In this talk, we present Spark, a new system that tackles these challenges by providing efficient primitives to do data-intensive computation in memory. Spark can outperform Hadoop by up to 30x in interactive queries and multi-pass machine learning and graph algorithms, while giving the same fault tolerance guarantees. The key challenge we address is how to provide fault tolerance for in-memory state efficiently; whereas previous approaches used costly replication or checkpointing, we have designed an abstraction called "resilient distributed datasets" (RDDs) that can recover data without replication, by remembering the operations needed to recompute it. We have also generalized RDDs to support large-scale stream processing through a model called "discretized streams". The resulting system, Spark Streaming, can process tens of millions of records per second on 100 nodes at sub-second latency, and significantly outperforms existing systems.

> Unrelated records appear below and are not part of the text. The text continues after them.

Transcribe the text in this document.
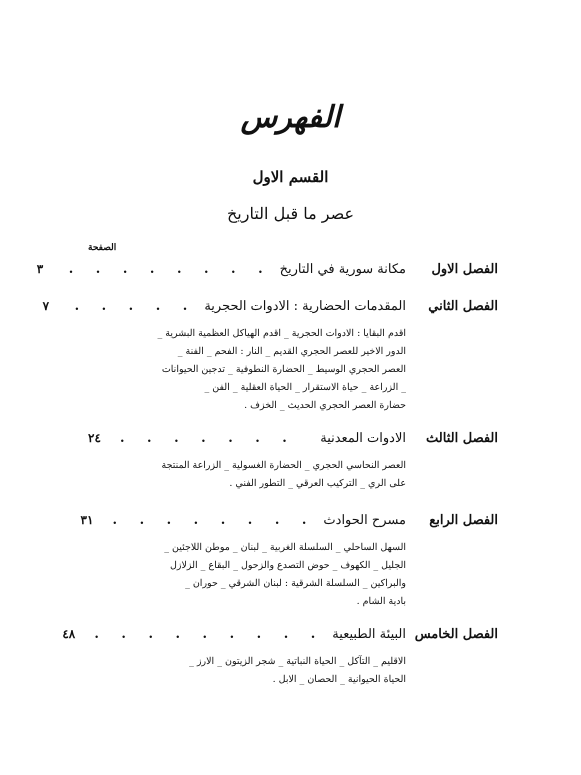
الفهرس
القسم الاول
عصر ما قبل التاريخ
الصفحة
الفصل الاول
مكانة سورية في التاريخ
. . . . . . . .
٣
الفصل الثاني
المقدمات الحضارية : الادوات الحجرية
. . . . .
٧
اقدم البقايا : الادوات الحجرية _ اقدم الهياكل العظمية البشرية _
الدور الاخير للعصر الحجري القديم _ النار : الفحم _ الفنة _
العصر الحجري الوسيط _ الحضارة النطوفية _ تدجين الحيوانات
_ الزراعة _ حياة الاستقرار _ الحياة العقلية _ الفن _
حضارة العصر الحجري الحديث _ الخزف .
الفصل الثالث
الادوات المعدنية
. . . . . . .
٢٤
العصر النحاسي الحجري _ الحضارة الغسولية _ الزراعة المنتجة
على الري _ التركيب العرقي _ التطور الفني .
الفصل الرابع
مسرح الحوادث
. . . . . . . .
٣١
السهل الساحلي _ السلسلة الغربية _ لبنان _ موطن اللاجئين _
الجليل _ الكهوف _ حوض التصدع والزحول _ البقاع _ الزلازل
والبراكين _ السلسلة الشرقية : لبنان الشرقي _ حوران _
بادية الشام .
الفصل الخامس
البيئة الطبيعية
. . . . . . . . .
٤٨
الاقليم _ التآكل _ الحياة النباتية _ شجر الزيتون _ الارز _
الحياة الحيوانية _ الحصان _ الابل .
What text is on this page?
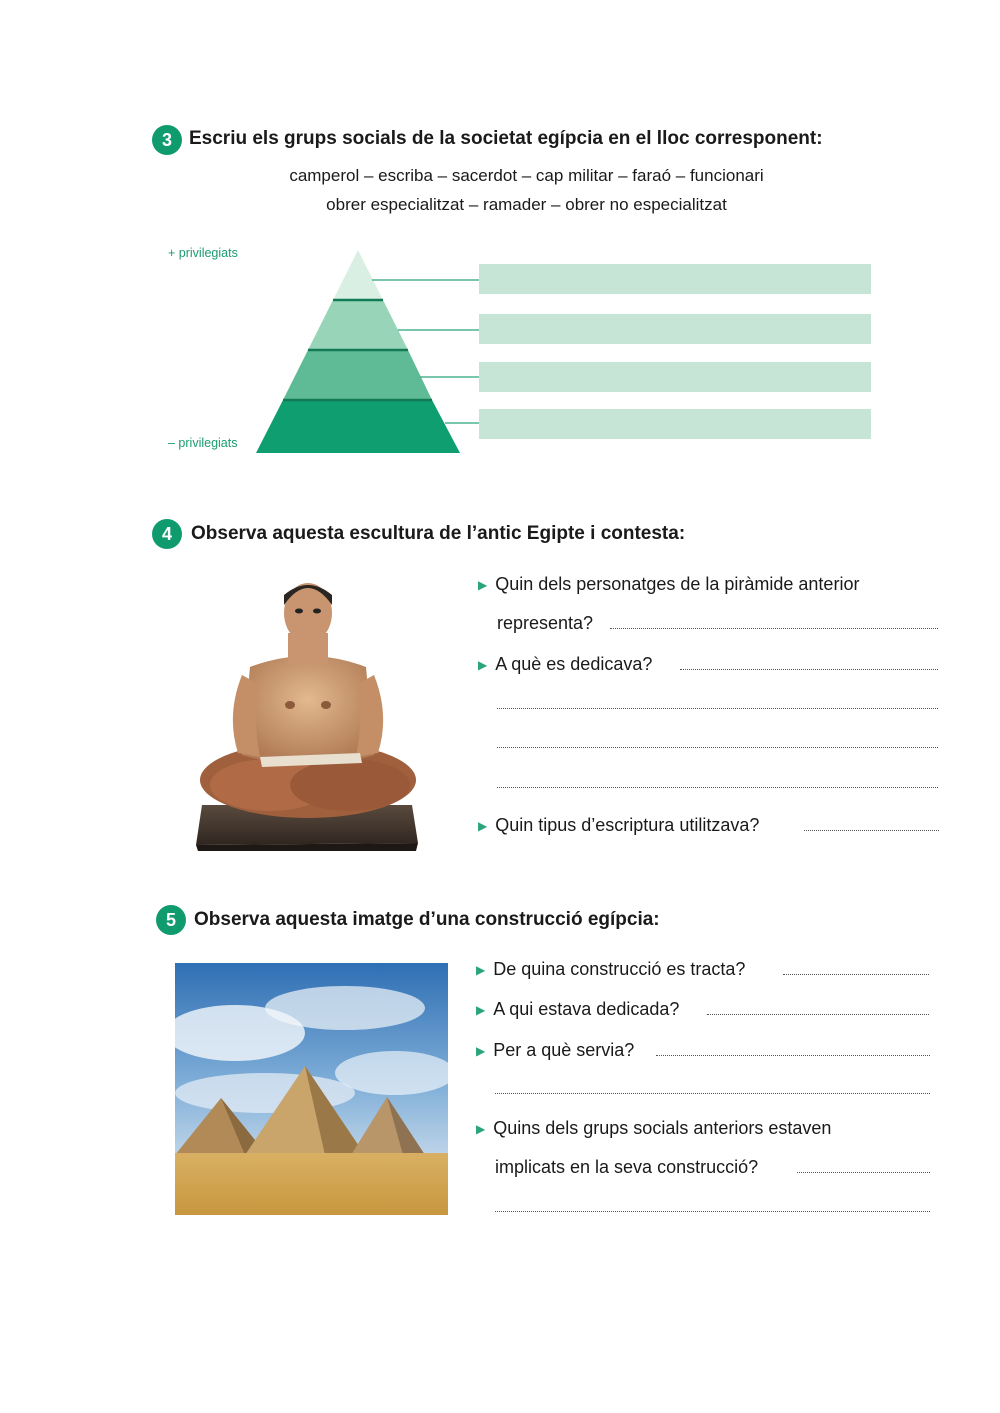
3 Escriu els grups socials de la societat egípcia en el lloc corresponent:
camperol – escriba – sacerdot – cap militar – faraó – funcionari
obrer especialitzat – ramader – obrer no especialitzat
+ privilegiats
– privilegiats
4	Observa aquesta escultura de l’antic Egipte i contesta:
▶ Quin dels personatges de la piràmide anterior
representa?
▶ A què es dedicava?
▶ Quin tipus d’escriptura utilitzava?
5 Observa aquesta imatge d’una construcció egípcia:
▶ De quina construcció es tracta?
▶ A qui estava dedicada?
▶ Per a què servia?
▶ Quins dels grups socials anteriors estaven
implicats en la seva construcció?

Finally, a key benefit of RDDs and discretized streams is that they can seamlessly be combined in the same program. The ability to intermix streaming, batch and interactive queries enables rich applications that blur the line between batch and online processing, which some Spark users are already building.
Bio:
Matei Zaharia is a PhD student in the AMP Lab at UC Berkeley, working with Scott Shenker and Ion Stoica on topics in systems, cloud computing and networking. He is also a committer on Apache Hadoop and Apache Mesos. Matei got his undergraduate degree at the University of Waterloo in Canada, and is currently supported by a Google PhD fellowship.